The Australian Diamonds That No One Can See

Researchers working at the Clarke River Fault, west of Paluma in north Queensland, found the first metamorphic diamonds in rocks in Australia. Metamorphic diamonds are very rare, and they are typically so small that they can only be seen under a microscope.

In a paper published in the journal Science Advances, the scientists point out that the diamonds are invisible to the naked eye.

A trio of researchers from James Cook University, working with a colleague from the University of Adelaide, has found metamorphic diamonds in rocks near Australia's northeast coast. In their paper published in the journal Science Advances, Alexander Edgar, Ioan Sanislav, Paul Dirks and Carl Spandler, describe how they found the tiny diamonds and why they believe the find will help reveal more about the early history and formation of Australia.

Image from:  Star Diamond Corp

Metamorphic diamonds are very rare, they only form in very specific places. They are also very small—from microscopic down to nano-sized. The unique diamonds form in subduction zones—the pressure of opposing plates grinding against one another over millions of years results in the creation of diamonds so small they cannot be seen with the naked eye, which is why they are so very rarely found. They have only ever been found in six other places on Earth.

In this new effort, the researchers found a bunch of them inside of rocks along the Clarke River Fault, which came about when crustal blocks were pushed together approximately 500 million years ago.

The researchers began investigating the rocks along the fault line after they were told by one of their students of some rock formations they had observed that looked like they might have been revealed when one of the tectonic plates pushed them above the surface of the ground around them.

A photo taken from a microscope showing metamorphic diamonds in rocks.(AAP Image/Supplied by James Cook University )

The researchers ventured to the site and collected some of the rocks and brought them back to their lab for study. There they sliced them into very thin slabs and used Raman spectroscopy to help identify the minerals held within.
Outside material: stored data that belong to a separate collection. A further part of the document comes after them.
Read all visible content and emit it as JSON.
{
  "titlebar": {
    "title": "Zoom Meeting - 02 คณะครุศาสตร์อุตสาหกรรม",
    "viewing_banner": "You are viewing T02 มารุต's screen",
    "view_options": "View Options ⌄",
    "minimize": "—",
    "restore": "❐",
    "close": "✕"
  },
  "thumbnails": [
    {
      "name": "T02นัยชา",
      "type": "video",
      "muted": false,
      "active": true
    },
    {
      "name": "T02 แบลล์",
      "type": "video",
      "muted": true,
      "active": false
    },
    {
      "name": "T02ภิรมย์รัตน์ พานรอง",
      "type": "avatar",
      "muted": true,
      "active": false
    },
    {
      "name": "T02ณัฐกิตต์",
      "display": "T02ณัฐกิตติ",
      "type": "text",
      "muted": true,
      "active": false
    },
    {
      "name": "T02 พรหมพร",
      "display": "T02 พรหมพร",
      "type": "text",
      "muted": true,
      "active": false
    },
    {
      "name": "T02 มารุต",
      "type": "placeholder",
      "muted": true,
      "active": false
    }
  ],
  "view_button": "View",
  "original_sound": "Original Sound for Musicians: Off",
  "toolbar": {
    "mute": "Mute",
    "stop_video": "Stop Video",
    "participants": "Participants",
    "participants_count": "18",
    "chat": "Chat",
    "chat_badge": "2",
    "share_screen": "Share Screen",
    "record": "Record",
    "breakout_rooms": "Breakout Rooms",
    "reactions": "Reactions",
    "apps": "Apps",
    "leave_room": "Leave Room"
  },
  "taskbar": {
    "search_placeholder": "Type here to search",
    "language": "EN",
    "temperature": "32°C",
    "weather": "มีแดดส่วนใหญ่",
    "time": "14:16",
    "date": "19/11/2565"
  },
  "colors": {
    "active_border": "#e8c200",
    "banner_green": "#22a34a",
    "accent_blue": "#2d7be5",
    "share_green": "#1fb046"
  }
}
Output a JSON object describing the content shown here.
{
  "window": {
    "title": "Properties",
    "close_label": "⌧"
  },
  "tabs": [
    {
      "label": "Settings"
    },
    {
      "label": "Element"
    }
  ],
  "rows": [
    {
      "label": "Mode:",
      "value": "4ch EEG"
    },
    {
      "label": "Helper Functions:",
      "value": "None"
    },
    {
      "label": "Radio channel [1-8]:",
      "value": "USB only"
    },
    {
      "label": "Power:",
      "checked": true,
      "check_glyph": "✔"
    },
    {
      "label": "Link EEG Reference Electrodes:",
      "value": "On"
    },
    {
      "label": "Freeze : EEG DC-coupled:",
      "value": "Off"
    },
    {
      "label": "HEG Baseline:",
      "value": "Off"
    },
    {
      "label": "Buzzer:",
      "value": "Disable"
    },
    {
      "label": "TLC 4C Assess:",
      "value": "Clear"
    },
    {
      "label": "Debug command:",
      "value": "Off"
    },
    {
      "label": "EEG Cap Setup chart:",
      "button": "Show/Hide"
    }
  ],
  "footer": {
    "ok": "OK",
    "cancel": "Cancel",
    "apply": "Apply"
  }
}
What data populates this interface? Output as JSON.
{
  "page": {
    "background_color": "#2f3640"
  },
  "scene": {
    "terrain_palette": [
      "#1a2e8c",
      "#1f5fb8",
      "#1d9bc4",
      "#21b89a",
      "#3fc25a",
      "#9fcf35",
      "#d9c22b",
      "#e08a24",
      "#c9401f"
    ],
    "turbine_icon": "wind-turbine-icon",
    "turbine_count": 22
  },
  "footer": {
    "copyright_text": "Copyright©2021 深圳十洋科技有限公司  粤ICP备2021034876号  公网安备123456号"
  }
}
In so doing, they found evidence of silica, amphibole, apatite, lamella of rutile, coesite, quartz and most importantly, metamorphic diamonds.

The researchers note that the diamonds they observed were the first to be found in the Gondwana-Pacific part of the Terra Australis Orogen. They also suggest that because metamorphic diamonds can only be created under very specific conditions, the study of them and the locations where they are found could provide more clues about how Australia was formed.


The study was published in the journal Science Advances.